AB 931 was unpopular with law enforcement groups, however, including the Association for Los Angeles Deputy Sheriffs (ALADS), which worried that the bill would lead to criminal charges for officers who used “objectively reasonable” force, if it was determined “during the multiple reviews that different tactics, including retreat, may have changed the outcome.” ALADS called the bill a “dangerous change from current force law” that “subjects peace officers to Monday morning quarterbacking that will lead to criminal charges” for those who use fatal force.

“AB 931 has sparked one of the most urgently important debates of this legislative session,” said Senate President Toni Atkins. “California’s current use-of-force standard is outdated and unconstitutional. It must be modified in a way that reduces preventable deaths and restores the public trust while balancing the ability of law enforcement to adequately protect the public safety.”

Legislators are working to slide other high-stakes criminal justice bills through the legislative houses in the final hours, including SB 1421, which aims to open up law enforcement personnel records to the public when officers use force or are found by their departments to have committed misconduct. The transparency-bringing bill is currently on the Assembly floor.

California’s felony murder rule is also facing extinction, via SB 1437, which legislators approved and shipped off to the governor on Thursday, August 30. Under the felony murder rule, individuals involved in serious crimes that result in someone’s death face murder charges as if they were the killer, even if they had no intent or knowledge that a person would be injured or killed. SB 1437 seeks to end this rule. Instead, only individuals who actually kill, who intend to kill, or who show “reckless indifference to human life” during the course of committing a serious felony that results in a homicide will face murder charges.

SB 1391, a bill to “raise the age” juvenile court jurisdiction in order to keep kids under 16 out of adult court, also landed on Governor Brown’s desk on Thursday. Another “raise the age” bill, SB 439, looks as if it will soon follow SB 1391. The bill would make sure that kids under the age of 12 are excluded from prosecution in juvenile court, unless they have committed murder or rape.

Image by Assembly Access: Asm. Shirley Weber announces AB 931.


  • Senate President Toni Atkins said California’s use of force standard is outdated and unconstitutional? No wonder ludicrous bills like this continue to be considered. The standard is still the one established by the United States Supreme Court in Graham versus Connor. It doesn’t get more constitutional than that. Legislators ruled by emotion, without any sense of law or precedent, are dangerous things. Although the state dodged a proverbial bullet this time, the California decline will continue.
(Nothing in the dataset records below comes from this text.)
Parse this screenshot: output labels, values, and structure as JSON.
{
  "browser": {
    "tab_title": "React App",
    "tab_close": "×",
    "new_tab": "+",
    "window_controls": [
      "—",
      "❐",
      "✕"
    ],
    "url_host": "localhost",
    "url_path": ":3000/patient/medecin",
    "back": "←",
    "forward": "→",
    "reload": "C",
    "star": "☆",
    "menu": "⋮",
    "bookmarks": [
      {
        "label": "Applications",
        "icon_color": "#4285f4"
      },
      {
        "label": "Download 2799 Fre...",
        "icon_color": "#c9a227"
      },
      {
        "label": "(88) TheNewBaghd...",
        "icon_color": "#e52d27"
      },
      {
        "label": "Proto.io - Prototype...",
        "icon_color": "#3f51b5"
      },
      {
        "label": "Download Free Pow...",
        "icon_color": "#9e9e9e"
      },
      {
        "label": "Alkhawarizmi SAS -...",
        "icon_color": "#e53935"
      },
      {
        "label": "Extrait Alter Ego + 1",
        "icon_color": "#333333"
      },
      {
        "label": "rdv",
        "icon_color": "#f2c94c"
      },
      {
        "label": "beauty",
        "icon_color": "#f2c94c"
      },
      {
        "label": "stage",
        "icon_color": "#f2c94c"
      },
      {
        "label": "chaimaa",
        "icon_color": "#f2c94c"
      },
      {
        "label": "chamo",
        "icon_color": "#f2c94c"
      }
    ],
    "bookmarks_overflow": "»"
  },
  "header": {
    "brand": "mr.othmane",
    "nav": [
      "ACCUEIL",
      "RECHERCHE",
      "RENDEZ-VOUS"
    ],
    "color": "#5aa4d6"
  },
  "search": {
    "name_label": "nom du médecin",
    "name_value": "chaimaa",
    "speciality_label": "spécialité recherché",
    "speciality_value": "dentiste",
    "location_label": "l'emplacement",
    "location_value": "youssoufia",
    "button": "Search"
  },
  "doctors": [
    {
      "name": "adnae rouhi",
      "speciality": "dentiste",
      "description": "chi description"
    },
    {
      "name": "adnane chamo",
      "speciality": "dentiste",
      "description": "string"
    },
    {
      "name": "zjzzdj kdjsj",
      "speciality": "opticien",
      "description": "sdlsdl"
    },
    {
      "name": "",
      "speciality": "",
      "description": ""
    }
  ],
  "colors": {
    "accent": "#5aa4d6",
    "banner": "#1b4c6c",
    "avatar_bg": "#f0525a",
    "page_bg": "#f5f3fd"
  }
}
  • “The bill would have banned officers from using fatal force in situations where a person was only a danger to themselves.” Which case was that? If you’re going to write stuff like this I think you have an obligation to cite an example. The assembly people are elected, so they’re just idiots representing a larger group of idiots, which is point of elections I guess. (Obviously the Democrat establishment doesn’t want anything to do with this foolishness). But the “danger to themselves” quote appeared to come from witness la, so I think they owe us an example.